Comment by fareesh

5 days ago

What solutions are folks using to solve queries like "How many of these 1000 podcast transcripts have a positive view of Hillary Clinton"? Seems like you would need a way to map reduce and count? And some kind of agent assigner/router on top of it?

We do a lot of things with podcast and other audio media at https://listenalert.com

But in general we found the best course of action is simply label everything. Because our customers will want those answers and rag won’t really work at the scale of “all podcasts the last 6 months. What is the trend of sentiment Hillary Clinton and what about the top topics and entities mentioned nearby”. So we take a more “brute force” approach :-)

At the moment this repo is designed to handle more RAG-oriented use cases, i.e. that require to recall the "top pieces of information" relevant to a given question/context. In your specific example, right now, FastGraphRAG would select the nodes that represent podcasts that are connected to Hilary Clinton, feed them to an LLM which would then select the ones that are positively associated with her. As a next step, we plan to weight the connections between nodes given the query.
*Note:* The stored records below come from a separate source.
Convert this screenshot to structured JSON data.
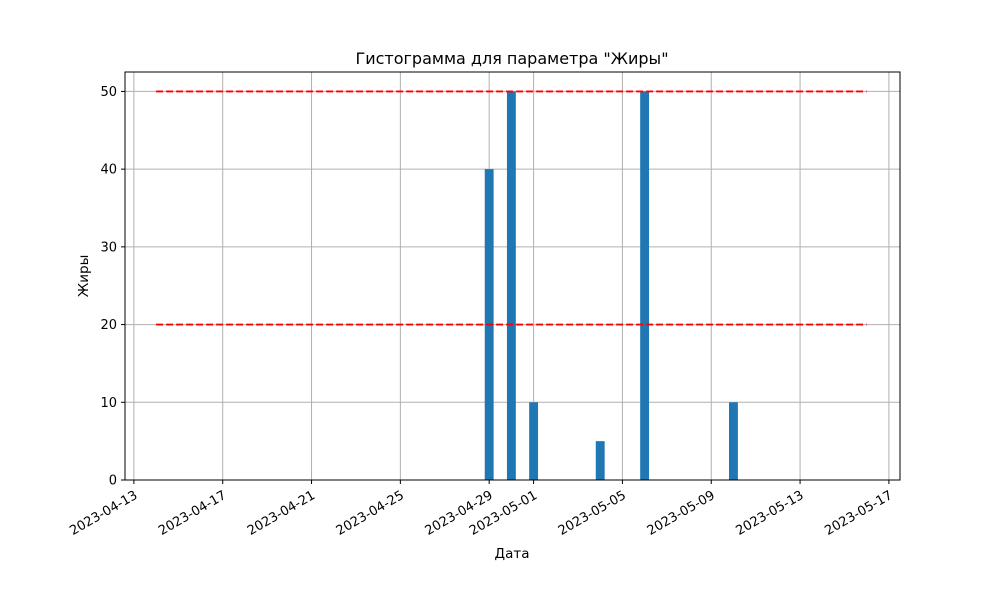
{
  "chart_data": {
    "type": "bar",
    "title": "Гистограмма для параметра \"Жиры\"",
    "xlabel": "Дата",
    "ylabel": "Жиры",
    "x_tick_labels": [
      "2023-04-13",
      "2023-04-17",
      "2023-04-21",
      "2023-04-25",
      "2023-04-29",
      "2023-05-01",
      "2023-05-05",
      "2023-05-09",
      "2023-05-13",
      "2023-05-17"
    ],
    "y_ticks": [
      0,
      10,
      20,
      30,
      40,
      50
    ],
    "ylim": [
      0,
      52.5
    ],
    "xlim": [
      "2023-04-12",
      "2023-05-17"
    ],
    "grid": true,
    "bars": [
      {
        "date": "2023-04-29",
        "value": 40
      },
      {
        "date": "2023-04-30",
        "value": 50
      },
      {
        "date": "2023-05-01",
        "value": 10
      },
      {
        "date": "2023-05-04",
        "value": 5
      },
      {
        "date": "2023-05-06",
        "value": 50
      },
      {
        "date": "2023-05-10",
        "value": 10
      }
    ],
    "reference_lines": [
      {
        "y": 50,
        "from": "2023-04-14",
        "to": "2023-05-16",
        "style": "dashed"
      },
      {
        "y": 20,
        "from": "2023-04-14",
        "to": "2023-05-16",
        "style": "dashed"
      }
    ],
    "bar_color": "#1f77b4",
    "reference_color": "#ff0000",
    "grid_color": "#b0b0b0"
  }
}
This way, PageRank will explore only edges which carry the concept "positively associated with", and only the right podcasts would be selected and returned, without having to ask an LLM to classify them. Note that this is basically a fuzzy join and so it will produce only a "best-effort" answer rather than an exact one.

I don't have a dev answer, but in case its relevant, I've seen commercial services that I imagine are doing something similar on the back end-- ground news is one of them. I wish they had monthly subs for their top tier plan rather than only annual, but it seems like a cool product. I haven't actually used it though.

  • What feature(s) of the top tier plan do you wish you had? I have no idea how their subs work but have seen a few ads for the product so have a vague idea that it rates news for bias but don’t see how that would involve many different tiers of subs.

    • It’s been a while since I looked, but unless they changed it, you needed the top tier plan to get a report analyzing the biases of your reading choices and recommending things to balance it out.

      2 replies →

Anticipate what kind of questions user might ask, pre-compute the answers and store them as natural sentences in a vector database.